Buying your first guitar can be a confusing and intimidating undertaking. With so many different manufacturers, styles, and price points to choose from, how do you know what the best option is for you?
There is lots of information available online that can help you pick a good acoustic or electric guitar, or recommend some good options, but we have yet to find a guide that answers the questions that we hear day in and day out from people in our store.
This is why we decided to create the Ultimate Guide to Buying Your First Guitar! In this guide, we will address some of the questions that we get asked every time someone comes in to buy a new guitar (including some that don’t get asked but should!).
If you find this process and the amount of information overwhelming at first don’t worry, the Ultimate Guide to Buying Your First Guitar is here to help you!
1. How Much Should I Spend?
Expect to spend about $200-$400 for an acoustic or $300-$500 for an electric
The very first thing we typically ask people when they come in to find a new guitar is whether they have a budget or price point in mind. From our perspective as retailers, this serves a couple of purposes. Firstly, it helps us to narrow down our stock to a range of guitars that might not suit you. You may not realize this, but the price range of guitars can be pretty huge, from entry-level guitars for under $200 to more ornate or rare models in the $5000 range and while we generally don’t start at the top, it can help narrow things down if we have a price range to work within.
The second thing your answer to this question tells us is a little bit less obvious: it tells us how well educated you are about the product you’re looking for. We often hear, “I have no idea, how much does a good guitar cost?”
While we will talk about what makes a good guitar in chapter 3, for now we will say that for a good quality acoustic guitar, you should expect to pay anywhere between $200-$400. You can find quality guitars in this price range from Yamaha, Norman, Seagull and Epiphone.
For an electric guitar, you can expect to pay a little more overall because in addition to the guitar, you will have to get an amplifier as well. For an electric guitar, you can expect to spend about $300-$500 for the guitar and amplifier. Companies like Yamaha, Godin, Squier, and Epiphone all make some great guitars that fit within this price range. If you are considering an electric guitar, you will want to spend 60-70% of your budget on the guitar and the remainder on the amplifier. While the amplifier is a very important piece of the puzzle, at this stage the guitar is more important and the bulk of the investment should be placed there.
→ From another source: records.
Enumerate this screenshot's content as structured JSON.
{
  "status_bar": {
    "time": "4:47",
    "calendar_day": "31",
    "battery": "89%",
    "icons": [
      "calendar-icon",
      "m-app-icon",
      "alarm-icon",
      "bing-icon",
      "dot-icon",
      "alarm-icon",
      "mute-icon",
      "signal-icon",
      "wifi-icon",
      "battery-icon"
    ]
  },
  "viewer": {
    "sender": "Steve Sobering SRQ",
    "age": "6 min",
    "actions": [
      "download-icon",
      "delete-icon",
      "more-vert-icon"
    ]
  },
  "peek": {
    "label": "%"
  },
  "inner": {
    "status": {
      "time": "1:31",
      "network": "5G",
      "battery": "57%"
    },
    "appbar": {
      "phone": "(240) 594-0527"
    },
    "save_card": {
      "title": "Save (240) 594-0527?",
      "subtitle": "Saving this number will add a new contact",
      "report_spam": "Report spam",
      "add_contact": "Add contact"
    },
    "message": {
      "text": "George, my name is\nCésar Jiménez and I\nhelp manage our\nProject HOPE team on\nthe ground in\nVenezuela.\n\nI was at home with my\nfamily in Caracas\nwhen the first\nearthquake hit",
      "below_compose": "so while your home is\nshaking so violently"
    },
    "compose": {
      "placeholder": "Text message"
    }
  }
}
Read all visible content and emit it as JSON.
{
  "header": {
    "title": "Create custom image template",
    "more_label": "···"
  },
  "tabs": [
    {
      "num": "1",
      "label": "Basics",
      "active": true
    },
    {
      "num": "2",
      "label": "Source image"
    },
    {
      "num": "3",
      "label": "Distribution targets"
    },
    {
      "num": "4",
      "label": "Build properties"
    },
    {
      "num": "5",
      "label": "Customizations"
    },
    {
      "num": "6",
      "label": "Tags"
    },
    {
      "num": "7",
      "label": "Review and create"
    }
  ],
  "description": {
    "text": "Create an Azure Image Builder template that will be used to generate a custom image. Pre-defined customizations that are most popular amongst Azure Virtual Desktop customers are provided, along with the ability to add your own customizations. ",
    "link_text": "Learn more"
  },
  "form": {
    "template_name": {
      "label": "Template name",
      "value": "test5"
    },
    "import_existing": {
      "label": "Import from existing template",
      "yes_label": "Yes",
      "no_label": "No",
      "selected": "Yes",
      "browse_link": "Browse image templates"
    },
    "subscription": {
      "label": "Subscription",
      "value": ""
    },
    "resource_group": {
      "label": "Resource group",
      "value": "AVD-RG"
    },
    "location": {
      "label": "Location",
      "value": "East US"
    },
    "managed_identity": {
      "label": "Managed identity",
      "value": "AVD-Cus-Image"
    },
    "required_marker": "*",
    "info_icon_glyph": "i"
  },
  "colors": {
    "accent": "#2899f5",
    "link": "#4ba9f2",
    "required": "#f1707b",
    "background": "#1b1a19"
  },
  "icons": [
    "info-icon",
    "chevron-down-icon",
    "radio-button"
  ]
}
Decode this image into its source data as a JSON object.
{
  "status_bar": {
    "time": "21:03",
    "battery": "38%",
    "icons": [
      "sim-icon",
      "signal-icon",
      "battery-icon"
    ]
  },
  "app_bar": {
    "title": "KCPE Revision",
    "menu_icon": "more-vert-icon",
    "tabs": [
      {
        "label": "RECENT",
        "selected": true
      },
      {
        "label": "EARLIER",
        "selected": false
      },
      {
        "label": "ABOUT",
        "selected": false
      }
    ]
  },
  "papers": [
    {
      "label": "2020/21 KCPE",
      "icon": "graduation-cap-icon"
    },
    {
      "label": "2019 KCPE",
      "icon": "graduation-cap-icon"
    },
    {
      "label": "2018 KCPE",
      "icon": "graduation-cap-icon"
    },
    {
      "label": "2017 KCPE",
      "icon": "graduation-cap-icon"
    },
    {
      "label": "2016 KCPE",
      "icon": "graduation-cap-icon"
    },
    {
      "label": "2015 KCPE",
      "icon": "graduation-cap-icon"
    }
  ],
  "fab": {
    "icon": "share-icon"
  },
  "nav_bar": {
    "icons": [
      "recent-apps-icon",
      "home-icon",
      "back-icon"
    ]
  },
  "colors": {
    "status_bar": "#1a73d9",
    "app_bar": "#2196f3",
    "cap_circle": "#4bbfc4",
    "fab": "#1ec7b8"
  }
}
Now your first reaction might be, “Whoa, I have no idea whether I’m going to stick with this. I don’t want to spend that much money on something that might end up collecting dust,” which is a completely fair response! There are some decent guitars available for under $200, like the Yamaha F325, which retails for about $170. There are, however, a couple of other reasons that recommend some slightly more expensive instruments.
The first reason has to do with resale value. Simply put, the resale value on a more expensive guitar is generally going to be higher than that of a cheaper guitar. If the guitar ends up collecting dust, you’ll get more money back in your pocket for a $300 guitar than a $170 guitar.
We have also found that people who spend more money on their first guitar tend to be more likely to stick with it. This may be because they feel that they need to justify the purchase and end up practicing more, but it could also be because the better guitar is easier and more inspiring to play than its less expensive counterparts. If the sound, look or feel is uninspiring, you’re probably less likely to want to play the guitar. If the guitar sounds great, looks great and feels comfortable in your hands you’re going to want to play it! Typically, these are traits of a better quality and therefore more expensive guitar.
Don’t forget to leave some room in your budget for extras though, which we will talk about in chapter 6.